The total heater power equals

$$P_{\text{ext}} = I^2 R_{\text{ext}} = (0.444,\text{A})^2 \cdot 25,\Omega \approx 4.94,\text{W}.$$

Result

The optimal configuration is two identical parallel branches, where one branch contains $10,\Omega$ in series with $40,\Omega$ and the other contains $20,\Omega$ in series with $30,\Omega$. The equivalent external resistance is

$$R_{\text{ext}} = 25,\Omega.$$

The resulting total heater power is

$$P_{\max} = \frac{(20,\text{V})^2 \cdot 25,\Omega}{(20,\Omega + 25,\Omega)^2} \approx 4.94,\text{W}.$$

$$\boxed{P_{\max} \approx 4.94,\text{W}}$$

Sanity Checks

The expression $P_{\text{ext}} = \mathcal{E}^2 R_{\text{ext}}/(r + R_{\text{ext}})^2$ has dimensions of $\text{V}^2/\Omega = \text{W}$, confirming consistency.
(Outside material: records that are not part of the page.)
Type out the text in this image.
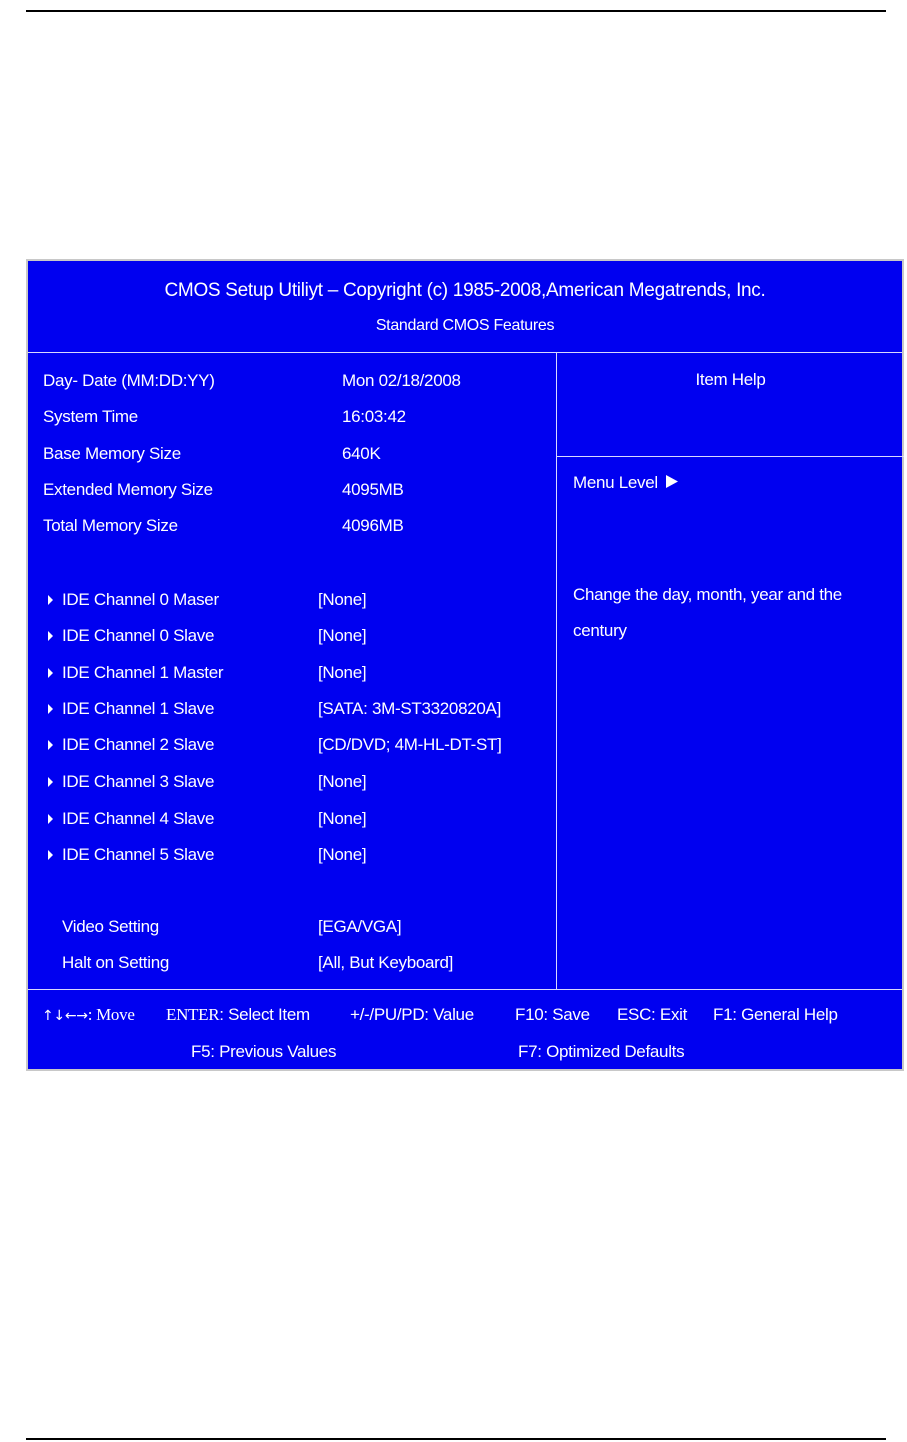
CMOS Setup Utiliyt – Copyright (c) 1985-2008,American Megatrends, Inc.
Standard CMOS Features
Day- Date (MM:DD:YY)	Mon 02/18/2008
System Time	16:03:42
Base Memory Size	640K
Extended Memory Size	4095MB
Total Memory Size	4096MB
IDE Channel 0 Maser	[None]
IDE Channel 0 Slave	[None]
IDE Channel 1 Master	[None]
IDE Channel 1 Slave	[SATA: 3M-ST3320820A]
IDE Channel 2 Slave	[CD/DVD; 4M-HL-DT-ST]
IDE Channel 3 Slave	[None]
IDE Channel 4 Slave	[None]
IDE Channel 5 Slave	[None]
Video Setting	[EGA/VGA]
Halt on Setting	[All, But Keyboard]
Item Help
Menu Level
Change the day, month, year and the century
↑↓←→: Move ENTER: Select Item +/-/PU/PD: Value F10: Save ESC: Exit F1: General Help
F5: Previous Values	F7: Optimized Defaults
The maximum possible power transfer for a $20,\text{V}$ source with $20,\Omega$ internal resistance is $\mathcal{E}^2/(4r) = 400/(80) = 5,\text{W}$, so the obtained $4.94,\text{W}$ lies just below the theoretical upper bound, consistent with the imposed element constraints.

The most critical potential error would be assuming a $20,\Omega$ load is achievable without violating the $2,\text{W}$ limit, since that configuration would force higher branch currents and would drive at least one resistor above its thermal limit.